Well, this brought get relief to me. We went home, and that night we had unprotected sex.

Flash to five years later. It’s 2002. We’ve moved back to Ohio. My current psychiatrist is on board with the idea that the risk with lithium and pregnancy is fairly low and lower than the risk of not taking lithium. But I can’t get pregnant. We are advised to see a fertility doctor.

 We found doctors we liked in Cleveland. It was a little drive, but we clicked with one doctor in particular, the head of the practice. This head doctor met with us and told us his feelings about lithium and pregnancy. He told us exactly what the doctor in Massachusetts and my current psychiatrist had told us. Lithium was relatively safe for pregnancy.

We were both tested for infertility. They couldn’t find anything wrong with either of us. So they started to do artificial inseminations.

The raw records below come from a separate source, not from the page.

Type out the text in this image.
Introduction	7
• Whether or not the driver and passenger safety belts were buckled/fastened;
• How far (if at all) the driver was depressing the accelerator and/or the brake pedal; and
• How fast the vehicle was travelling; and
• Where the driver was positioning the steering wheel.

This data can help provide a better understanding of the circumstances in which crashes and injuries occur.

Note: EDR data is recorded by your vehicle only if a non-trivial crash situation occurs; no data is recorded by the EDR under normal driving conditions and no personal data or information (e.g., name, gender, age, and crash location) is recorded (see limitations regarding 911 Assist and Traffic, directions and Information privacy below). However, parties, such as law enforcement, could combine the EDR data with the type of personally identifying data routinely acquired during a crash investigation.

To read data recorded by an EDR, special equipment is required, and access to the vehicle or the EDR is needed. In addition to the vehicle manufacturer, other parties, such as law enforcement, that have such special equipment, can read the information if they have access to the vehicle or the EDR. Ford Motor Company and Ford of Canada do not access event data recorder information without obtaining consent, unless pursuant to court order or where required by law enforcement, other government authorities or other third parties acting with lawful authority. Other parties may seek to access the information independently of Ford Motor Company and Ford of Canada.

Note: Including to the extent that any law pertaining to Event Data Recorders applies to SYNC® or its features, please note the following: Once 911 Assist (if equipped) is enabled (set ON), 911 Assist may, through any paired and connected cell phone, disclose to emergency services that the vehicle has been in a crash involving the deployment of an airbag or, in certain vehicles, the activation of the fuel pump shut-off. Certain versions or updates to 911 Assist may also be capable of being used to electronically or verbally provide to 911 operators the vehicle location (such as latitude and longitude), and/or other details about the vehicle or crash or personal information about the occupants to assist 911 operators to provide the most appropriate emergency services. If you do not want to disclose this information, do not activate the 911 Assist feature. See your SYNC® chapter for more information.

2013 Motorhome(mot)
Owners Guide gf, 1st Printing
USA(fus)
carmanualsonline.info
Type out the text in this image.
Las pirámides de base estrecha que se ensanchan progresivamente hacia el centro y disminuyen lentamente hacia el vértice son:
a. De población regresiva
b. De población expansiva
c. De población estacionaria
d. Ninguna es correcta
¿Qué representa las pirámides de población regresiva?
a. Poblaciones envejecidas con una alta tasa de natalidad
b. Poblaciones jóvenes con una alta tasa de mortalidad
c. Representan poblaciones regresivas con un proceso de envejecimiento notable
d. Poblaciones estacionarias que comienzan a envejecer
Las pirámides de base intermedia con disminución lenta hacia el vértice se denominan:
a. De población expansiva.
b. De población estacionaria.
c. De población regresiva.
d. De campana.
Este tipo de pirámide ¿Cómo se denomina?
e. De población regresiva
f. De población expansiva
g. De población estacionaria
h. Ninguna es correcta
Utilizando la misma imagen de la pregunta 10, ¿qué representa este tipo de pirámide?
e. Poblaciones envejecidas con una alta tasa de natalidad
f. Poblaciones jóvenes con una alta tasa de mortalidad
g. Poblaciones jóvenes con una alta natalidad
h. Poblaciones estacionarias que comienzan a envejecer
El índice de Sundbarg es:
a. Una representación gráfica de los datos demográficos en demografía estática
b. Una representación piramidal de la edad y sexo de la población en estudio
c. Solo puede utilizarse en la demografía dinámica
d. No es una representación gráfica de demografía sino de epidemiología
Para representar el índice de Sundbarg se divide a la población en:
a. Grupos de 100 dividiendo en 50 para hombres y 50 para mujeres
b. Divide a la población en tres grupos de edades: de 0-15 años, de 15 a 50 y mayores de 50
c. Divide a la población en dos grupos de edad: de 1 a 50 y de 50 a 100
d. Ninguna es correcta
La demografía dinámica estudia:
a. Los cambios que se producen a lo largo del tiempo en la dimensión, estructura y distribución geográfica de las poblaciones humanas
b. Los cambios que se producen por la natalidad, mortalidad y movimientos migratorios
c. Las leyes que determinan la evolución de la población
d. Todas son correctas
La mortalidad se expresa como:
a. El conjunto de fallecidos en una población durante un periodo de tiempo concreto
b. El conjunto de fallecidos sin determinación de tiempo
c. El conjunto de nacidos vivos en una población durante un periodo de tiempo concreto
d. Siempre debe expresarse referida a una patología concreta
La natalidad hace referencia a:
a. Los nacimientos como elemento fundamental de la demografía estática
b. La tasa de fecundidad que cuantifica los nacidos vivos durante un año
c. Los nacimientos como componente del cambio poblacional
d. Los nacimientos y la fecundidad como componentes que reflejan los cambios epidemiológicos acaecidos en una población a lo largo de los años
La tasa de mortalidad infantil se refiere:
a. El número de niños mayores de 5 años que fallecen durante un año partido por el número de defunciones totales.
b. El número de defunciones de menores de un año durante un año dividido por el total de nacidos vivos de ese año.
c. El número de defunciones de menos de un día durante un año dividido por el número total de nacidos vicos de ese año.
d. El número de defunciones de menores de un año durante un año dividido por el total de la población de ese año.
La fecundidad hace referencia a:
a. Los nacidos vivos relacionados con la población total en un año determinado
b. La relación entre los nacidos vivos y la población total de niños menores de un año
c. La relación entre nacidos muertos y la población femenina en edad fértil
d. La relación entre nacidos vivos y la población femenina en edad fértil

These soon became quite a pain. They didn’t work. And they had to be done early in the morning due to our work schedules.

One insemination session was particularly awful. I was seeing one of the partners of the practice. I literally had my feet in the stirrups, naked from the waist down, and was waiting to be artificially inseminated by the doctor. Well, I guess this guy read my chart and saw I was bipolar and was taking lithium. He yelled "Stop!" Then he said, "I can't inseminate you. You're on Lithium."

"Wait!" I yelled back. It was all quite melodramatic. "It's OK," I pleaded, wrapped up in my paper blanket, still naked. "They’ve found that it’s not as dangerous as they thought."

 "I'm sorry. You're going to have to leave. I can’t inseminate you."

 I was traumatized, to say the least.

The next day, after he looked into it and realized that he'd been wrong, I got a mild apology from the head doctor. He said that his partner only had our best interests at heart, no pun intended. The offending doctor said nothing.

What I learned from this experience is that some doctors have heard that lithium is now considered relatively safe for pregnancy, and some haven’t.

Ultimately, it didn’t matter to me because I couldn’t get pregnant. We chose not to do in vitro and chose instead to adopt. We’re now the parents of a gorgeous little boy.

Yes, I still take my Lithium.

This experience taught me to get a second opinion and that some medical news travels slowly.